Tres monjas que tejen sus ropas, cultivan su huerta, cuidan de sus ovejas y desconocen los más elementales avances tecnológicos posteriores a la revolución industrial. Viven en su mundo y su mayor placer es contar historias. Un mundo en armonía hasta que llega un sacerdote con aviesas intenciones: valorar los bienes de la Iglesia para venderlos a un grupo hotelero. Comienza su viaje al fin de la noche.

Y si la isla es extraordinaria, las tres protagonistas femeninas están a su altura. Ann Down, la terrible e inflexible tía Lydia de El cuento de la criada, Essie Davis y la joven Jessica Barden demuestran un enorme talento. Son las protagonistas absolutas en una situación en la que ni la peluquería ni el vestuario ni el maquillaje pueden coadyuvar lo más mínimo: todo se basa en su enorme clase interpretativa.

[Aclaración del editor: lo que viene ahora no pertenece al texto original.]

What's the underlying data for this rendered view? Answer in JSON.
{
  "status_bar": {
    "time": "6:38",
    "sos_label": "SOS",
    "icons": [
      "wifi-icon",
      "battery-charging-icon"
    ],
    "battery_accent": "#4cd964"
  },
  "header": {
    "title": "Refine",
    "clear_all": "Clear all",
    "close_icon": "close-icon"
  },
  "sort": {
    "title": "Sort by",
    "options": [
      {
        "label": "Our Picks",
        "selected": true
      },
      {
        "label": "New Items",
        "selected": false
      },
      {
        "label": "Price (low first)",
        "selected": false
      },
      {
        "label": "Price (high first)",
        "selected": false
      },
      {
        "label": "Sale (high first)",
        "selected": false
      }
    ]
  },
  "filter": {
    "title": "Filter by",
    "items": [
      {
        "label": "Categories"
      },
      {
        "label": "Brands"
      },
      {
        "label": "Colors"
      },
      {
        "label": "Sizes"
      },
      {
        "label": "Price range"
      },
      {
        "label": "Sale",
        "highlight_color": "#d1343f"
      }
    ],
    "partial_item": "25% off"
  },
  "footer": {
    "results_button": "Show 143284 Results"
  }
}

Los apuntes colaterales de la historia son ya conocidos: desde la codicia de la jeararquía eclesiástica al frecuente síndrome de Estocolmo, en este caso el del sacerdote, un rehén que puede tener ciertas resonancias del James Caan de Misery o del Clint Eastwood de El seductor. En cualquier caso Lambs of God es una excelente serie con unas intérpretes inolvidables.